If I were processing one camera at a time, I'd use this script, where I just write in the unique information manually:
exiftool -r -d %Y%m%d_%H%M%S "-filename<E:/RenamedPhotos/10A_123_${CreateDate}.%e" E:/OriginalPhotos/10A/123

I know that there is a Directory tag that I could call from within the filename argument, but I'm only interested in the last 2 sub-directories. Is there a way to extract those automatically for each photo?
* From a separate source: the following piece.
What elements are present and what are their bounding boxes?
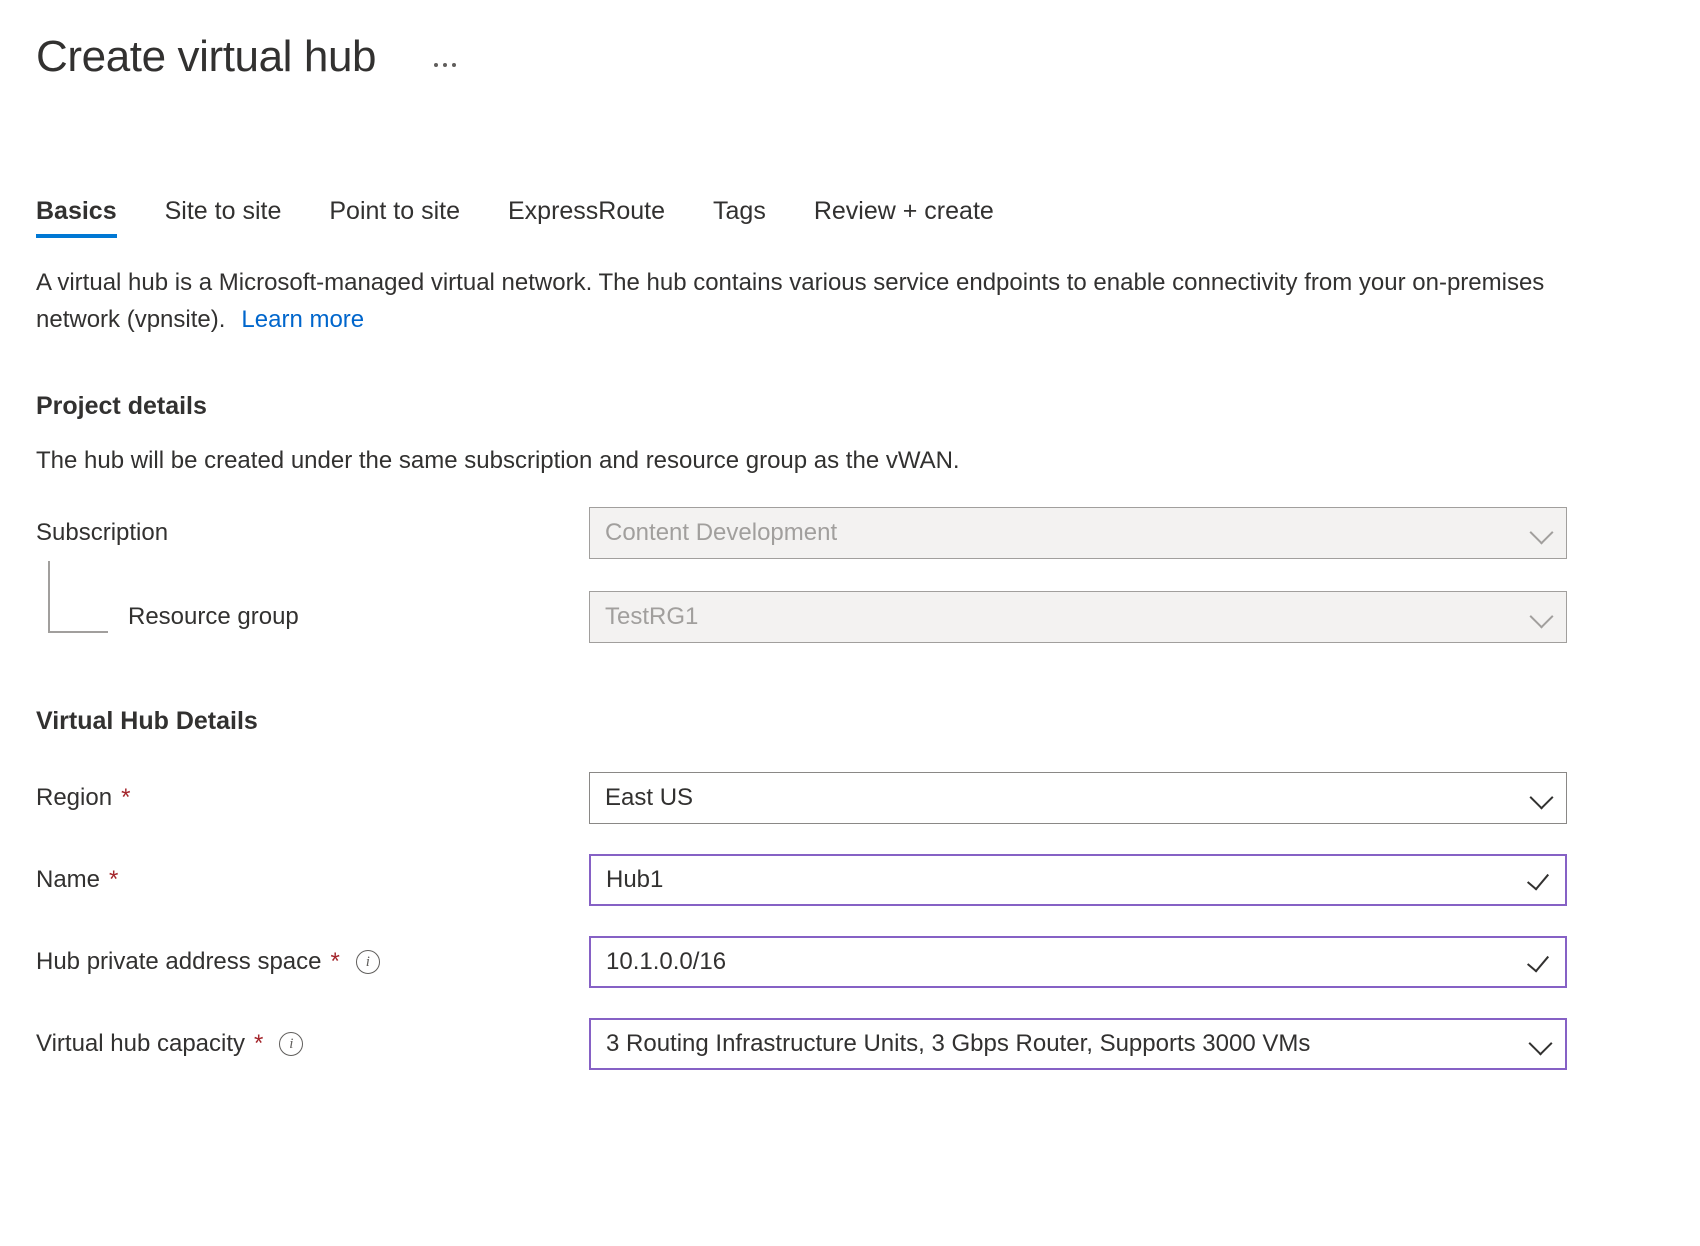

I'm running this script using R, so in theory I could write a loop function to go through, grab the relevant substring, and paste it in there, but loop functions are less than ideal when dealing with hundreds of thousands of photos.

StarGeek

Test it out first using TestName instead of Filename but try something like this
exiftool -r -d %Y%m%d_%H%M%S "-Filename<E:/RenamedPhotos/${Directory;$_=(split '\/',$_)[-2]}_${Directory;$_=(split '\/',$_)[-1]}_${CreateDate}.%e" E:/OriginalPhotos

The directory part splits the entire directory path into an array based upon the slashes (exiftool uses slash / internally, even on Windows).  It then takes the second to last [-2] and last [-1] parts of that array and sets that as the value for the tag.
* Did you read FAQ #3 and use the command listed there?
* Please use the Code button for exiftool code/output.
 
* Please include your OS, Exiftool version, and type of file you're processing (MP4, JPG, etc).

carrmandie

Perfect! That's exactly what I was looking for. Thank you!